New York-based Eyenovia’s trial demonstrated that its microdosing achieved superior pharmacologic effects and bioavailability compared to dropper therapy, while reducing ocular side effects to 8% versus 66% for conventional topical treatment.
The company’s piezo-optimized microdrops disperse from the drug dispenser and coat the surface of the eye. “Conventional eyedroppers are still using century old pipette paradigm for instilling drugs into the eye with the precision rivaling the de-pixelated resolution of the first digital camera,” the company wrote on their website.

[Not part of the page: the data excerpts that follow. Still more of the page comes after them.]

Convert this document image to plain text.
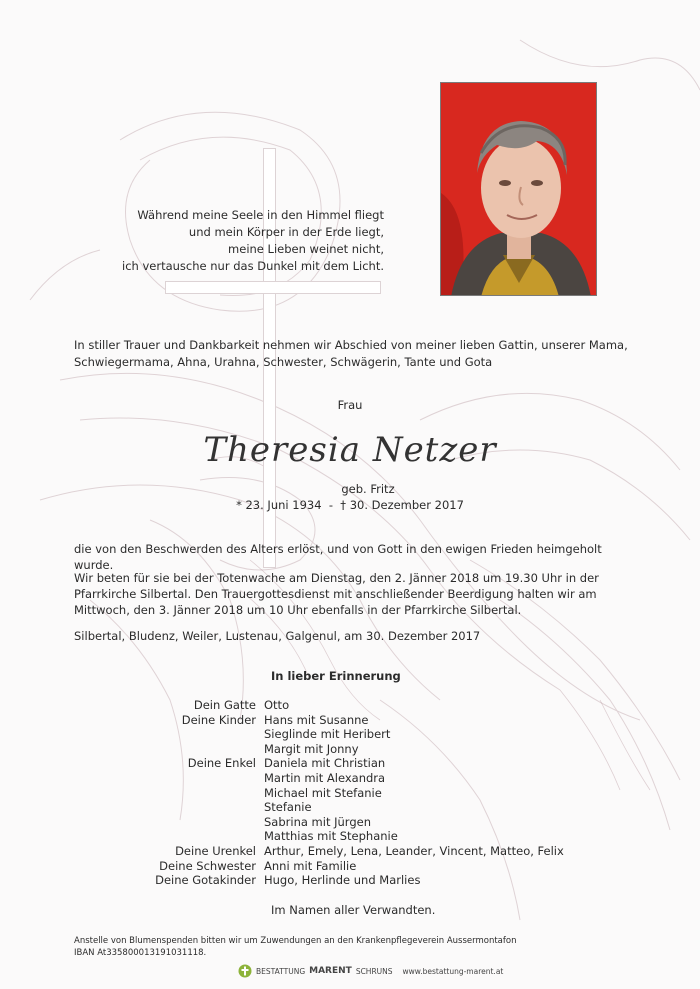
Während meine Seele in den Himmel fliegt
und mein Körper in der Erde liegt,
meine Lieben weinet nicht,
ich vertausche nur das Dunkel mit dem Licht.
In stiller Trauer und Dankbarkeit nehmen wir Abschied von meiner lieben Gattin, unserer Mama, Schwiegermama, Ahna, Urahna, Schwester, Schwägerin, Tante und Gota
Frau
Theresia Netzer
geb. Fritz
* 23. Juni 1934  -  † 30. Dezember 2017
die von den Beschwerden des Alters erlöst, und von Gott in den ewigen Frieden heimgeholt wurde.
Wir beten für sie bei der Totenwache am Dienstag, den 2. Jänner 2018 um 19.30 Uhr in der Pfarrkirche Silbertal. Den Trauergottesdienst mit anschließender Beerdigung halten wir am Mittwoch, den 3. Jänner 2018 um 10 Uhr ebenfalls in der Pfarrkirche Silbertal.
Silbertal, Bludenz, Weiler, Lustenau, Galgenul, am 30. Dezember 2017
In lieber Erinnerung
Dein Gatte Otto
Deine Kinder Hans mit Susanne
Sieglinde mit Heribert
Margit mit Jonny
Deine Enkel Daniela mit Christian
Martin mit Alexandra
Michael mit Stefanie
Stefanie
Sabrina mit Jürgen
Matthias mit Stephanie
Deine Urenkel Arthur, Emely, Lena, Leander, Vincent, Matteo, Felix
Deine Schwester Anni mit Familie
Deine Gotakinder Hugo, Herlinde und Marlies
Im Namen aller Verwandten.
Anstelle von Blumenspenden bitten wir um Zuwendungen an den Krankenpflegeverein Aussermontafon
IBAN At335800013191031118.
BESTATTUNG MARENT SCHRUNS www.bestattung-marent.at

“It is encouraging to see compelling data from this study of Eyenovia’s microtherapeutic approach which may provide a path to improve the therapeutic index of many eyedrops,” director of the Shiley Eye Institute & the Hamilton Glaucoma Center Dr. Robert Weinreb said in prepared remarks. “This could have considerable impact as we grow the clinical application into chronic eye diseases such as glaucoma, dry eye and allergic eye disease, where the treatment paradigm has been hampered by overdose-related safety problems such as eye irritation, redness and even systemic cardiovascular and respiratory side effects.”
“Microtherapeutics may be a viable solution to the topical preservative-related toxicity we see with many eye therapies. It could have categorical improvement of many classes of drugs such as prostaglandin analogues for glaucoma, where side effects like PGA-related periorbitopathy are dose related,” Dr. Louis Pasquale, professor of ophthalmology at Massachusetts Eye and Ear and Harvard Medical School, added.